I have been pointing out for a few years, that two decades of falling interest rates and rising real estate prices enabled much malinvestment in oversized, expensive-to-maintain homes, that an aging population will want to downsize. This is happening now.
When the Greenspan-led, US Fed first turned a blind-eye to ‘irrational exuberance’ in financial markets in 1996, the leading edge of the baby boomers (born 1946-1965) was 50 years old, and the majority were already homeowners.
After 22 years of asset inflation efforts from central banks and governments driving boom, bust, and repeated bail-outs of lenders and speculators, the average age of boomers is now 61, and 10,000 are turning 65 every day in America alone. Meanwhile, safe yields on savings have been moribund for a decade. Not surprisingly, boomers en masse are now looking to downsize high-maintenance, expensive real estate in favour of smaller, more efficient shelters that are easier to look after and within walking distance of amenities.
There are 73.8 million baby boomers in America alone and millions more in this cohort worldwide. While they own an estimated 40% of homes today, their ownership concentration in the more expensive real estate is higher.
The next demographic behind the boomers–Generation X, people (born 1965 to 1980)–are an average age of 44.5 today, smaller in number (65.8 million in the US) and less well-off. (See Just Do The Math). Most still owe mortgages on their existing homes (bought at inflated prices in the last decade) and have more consumer debt, of all kinds, than any generation before them.
The Millennials coming behind Gen X–born 1981 to 2000, now an average age of 26.5–are today too young, under-employed, cash-strapped and struggling with record debt of their own, to be meaningful asset buyers or investors for the next several years. Moreover, amid escalating environmental and financial strain, people of all ages are quite rationally becoming more focused on more sustainable lifestyles, spending less and saving more, rather than taking on massive single-family dwellings.

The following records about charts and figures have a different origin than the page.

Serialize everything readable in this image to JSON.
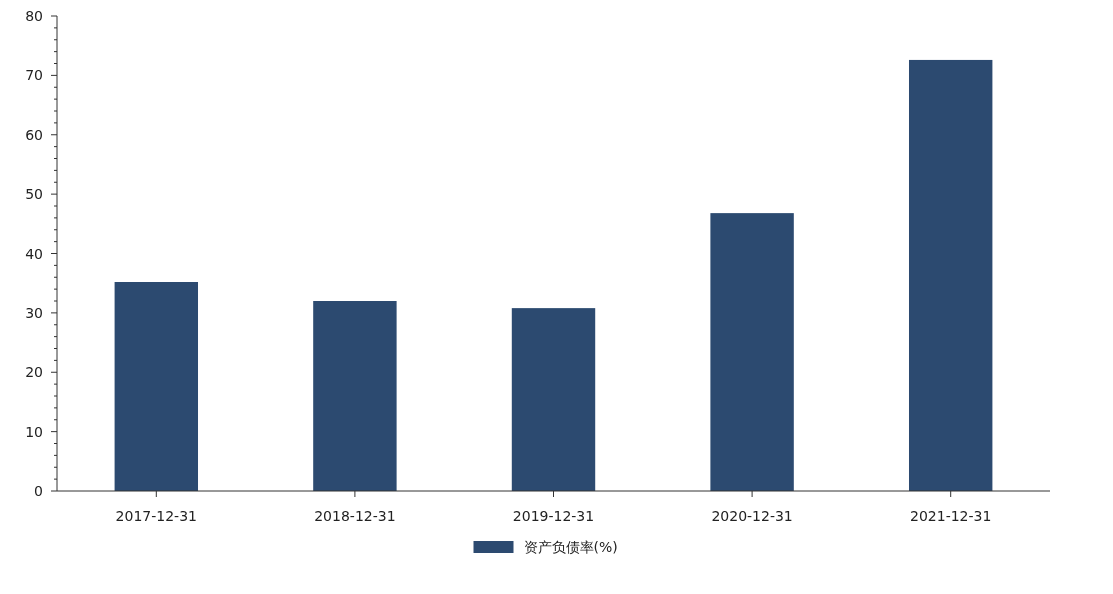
{
  "chart_data": {
    "type": "bar",
    "categories": [
      "2017-12-31",
      "2018-12-31",
      "2019-12-31",
      "2020-12-31",
      "2021-12-31"
    ],
    "series": [
      {
        "name": "资产负债率(%)",
        "color": "#2c4a70",
        "values": [
          35.2,
          32.0,
          30.8,
          46.8,
          72.6
        ]
      }
    ],
    "ylim": [
      0,
      80
    ],
    "yticks": [
      0,
      {
        "value": 2,
        "label": null
      },
      {
        "value": 4,
        "label": null
      },
      {
        "value": 6,
        "label": null
      },
      {
        "value": 8,
        "label": null
      },
      10,
      {
        "value": 12,
        "label": null
      },
      {
        "value": 14,
        "label": null
      },
      {
        "value": 16,
        "label": null
      },
      {
        "value": 18,
        "label": null
      },
      20,
      {
        "value": 22,
        "label": null
      },
      {
        "value": 24,
        "label": null
      },
      {
        "value": 26,
        "label": null
      },
      {
        "value": 28,
        "label": null
      },
      30,
      {
        "value": 32,
        "label": null
      },
      {
        "value": 34,
        "label": null
      },
      {
        "value": 36,
        "label": null
      },
      {
        "value": 38,
        "label": null
      },
      40,
      {
        "value": 42,
        "label": null
      },
      {
        "value": 44,
        "label": null
      },
      {
        "value": 46,
        "label": null
      },
      {
        "value": 48,
        "label": null
      },
      50,
      {
        "value": 52,
        "label": null
      },
      {
        "value": 54,
        "label": null
      },
      {
        "value": 56,
        "label": null
      },
      {
        "value": 58,
        "label": null
      },
      60,
      {
        "value": 62,
        "label": null
      },
      {
        "value": 64,
        "label": null
      },
      {
        "value": 66,
        "label": null
      },
      {
        "value": 68,
        "label": null
      },
      70,
      {
        "value": 72,
        "label": null
      },
      {
        "value": 74,
        "label": null
      },
      {
        "value": 76,
        "label": null
      },
      {
        "value": 78,
        "label": null
      },
      80
    ],
    "grid": false,
    "legend": "bottom"
  }
}
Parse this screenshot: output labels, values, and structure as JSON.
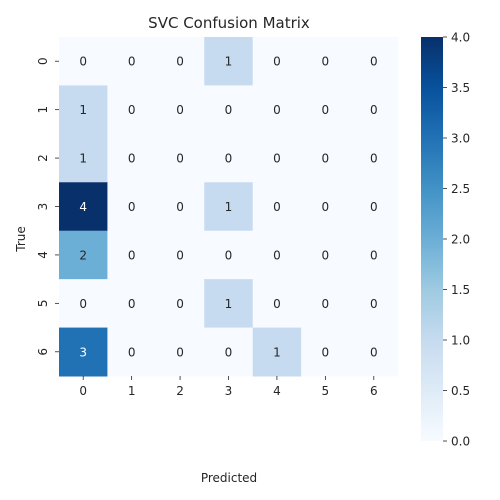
{
  "chart_data": {
    "type": "heatmap",
    "title": "SVC Confusion Matrix",
    "xlabel": "Predicted",
    "ylabel": "True",
    "x_categories": [
      "0",
      "1",
      "2",
      "3",
      "4",
      "5",
      "6"
    ],
    "y_categories": [
      "0",
      "1",
      "2",
      "3",
      "4",
      "5",
      "6"
    ],
    "values": [
      [
        0,
        0,
        0,
        1,
        0,
        0,
        0
      ],
      [
        1,
        0,
        0,
        0,
        0,
        0,
        0
      ],
      [
        1,
        0,
        0,
        0,
        0,
        0,
        0
      ],
      [
        4,
        0,
        0,
        1,
        0,
        0,
        0
      ],
      [
        2,
        0,
        0,
        0,
        0,
        0,
        0
      ],
      [
        0,
        0,
        0,
        1,
        0,
        0,
        0
      ],
      [
        3,
        0,
        0,
        0,
        1,
        0,
        0
      ]
    ],
    "colormap": "Blues",
    "colorbar": {
      "range": [
        0.0,
        4.0
      ],
      "ticks": [
        "0.0",
        "0.5",
        "1.0",
        "1.5",
        "2.0",
        "2.5",
        "3.0",
        "3.5",
        "4.0"
      ]
    },
    "colors": {
      "low": "#f7fbff",
      "high": "#08306b"
    }
  }
}
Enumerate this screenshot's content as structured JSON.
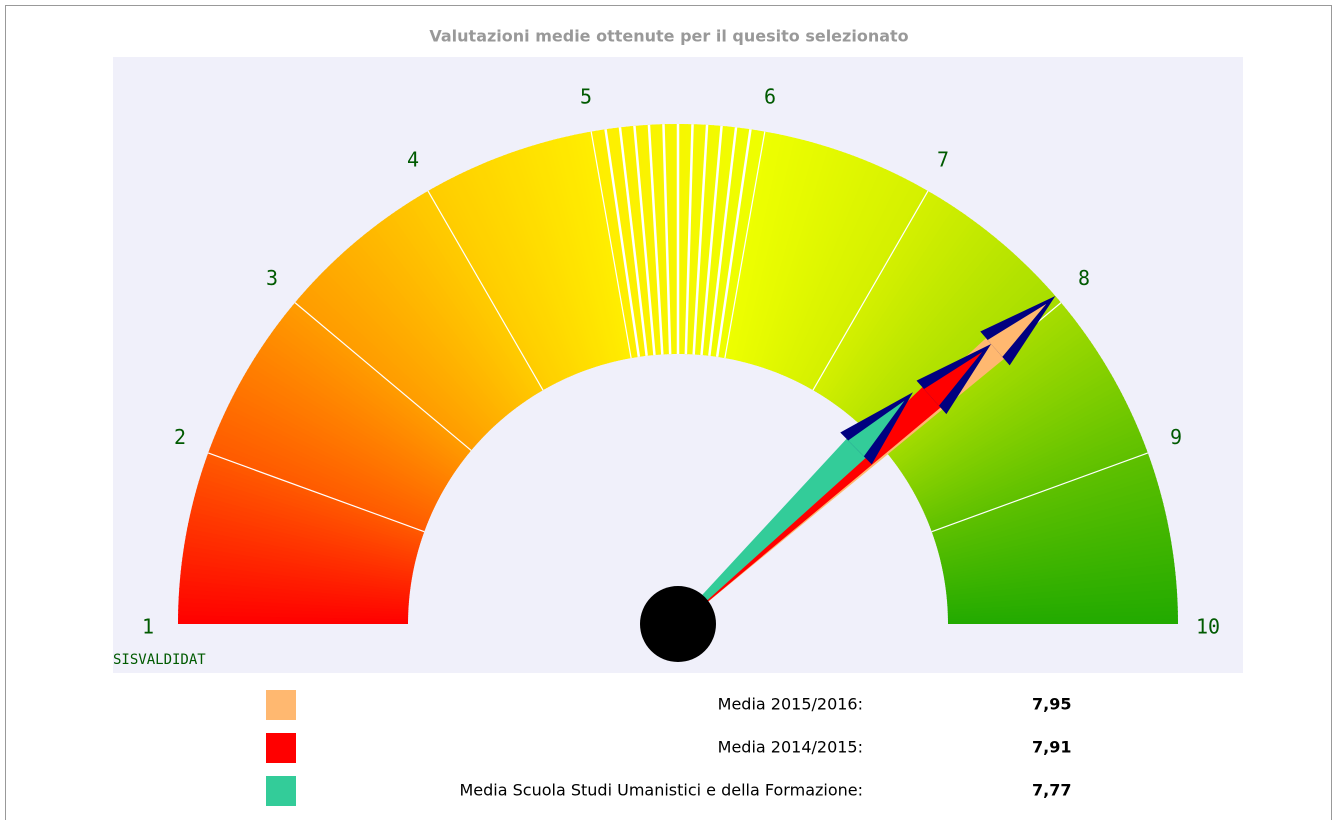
{
  "chart_data": {
    "type": "gauge",
    "title": "Valutazioni medie ottenute per il quesito selezionato",
    "source": "SISVALDIDAT",
    "ylim": [
      1,
      10
    ],
    "yticks": [
      1,
      2,
      3,
      4,
      5,
      6,
      7,
      8,
      9,
      10
    ],
    "band_colors": [
      "#ff0000",
      "#ff5a00",
      "#ff9c00",
      "#ffcc00",
      "#ffee00",
      "#eeff00",
      "#d4f000",
      "#a6dd00",
      "#5ec000",
      "#22aa00"
    ],
    "needle_head_color": "#000080",
    "series": [
      {
        "name": "Media 2015/2016:",
        "color": "#ffb870",
        "values": [
          7.95
        ],
        "value_labels": [
          "7,95"
        ]
      },
      {
        "name": "Media 2014/2015:",
        "color": "#ff0000",
        "values": [
          7.91
        ],
        "value_labels": [
          "7,91"
        ]
      },
      {
        "name": "Media Scuola Studi Umanistici e della Formazione:",
        "color": "#33cc99",
        "values": [
          7.77
        ],
        "value_labels": [
          "7,77"
        ]
      }
    ]
  }
}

The trouble is, with prices falling and life-clocks ticking, selling pressure is already swamping buyer demand in most markets, and this is likely to worsen over the next decade as more boomers move into their 70’s and 80’s. For more insight see A growing problem in real estate: too many, too big houses.
Large, high-end homes across the Sunbelt are sitting on the market, enduring deep price cuts to sell.
That is a far different picture than 15 years ago, when retirees were rushing to build elaborate, five or six-bedroom houses in warm climates, fueled in part by the easy credit of the real estate boom. Many baby boomers poured millions into these spacious homes, planning to live out their golden years in houses with all the bells and whistles.
Now, many boomers are discovering that these large, high-maintenance houses no longer fit their needs as they grow older, but younger people aren’t buying them.
Tastes—and access to credit—have shifted dramatically since the early 2000s. These days, buyers of all ages eschew the large, ornate houses built in those years in favor of smaller, more-modern looking alternatives, and prefer walkable areas to living miles from retail.
Rightsizing will require lower prices and in some cases, a repurposing of McMansions into multi-use dwellings. (See Property markets and the road back to affordable shelter.) There will be opportunity in this process, but not quick and painless fixes here. The panic to get into sky-high property and security prices in recent years is now set up for panic in the other direction. Unfortunately, most have not anticipated this cycle nor prepared in advance.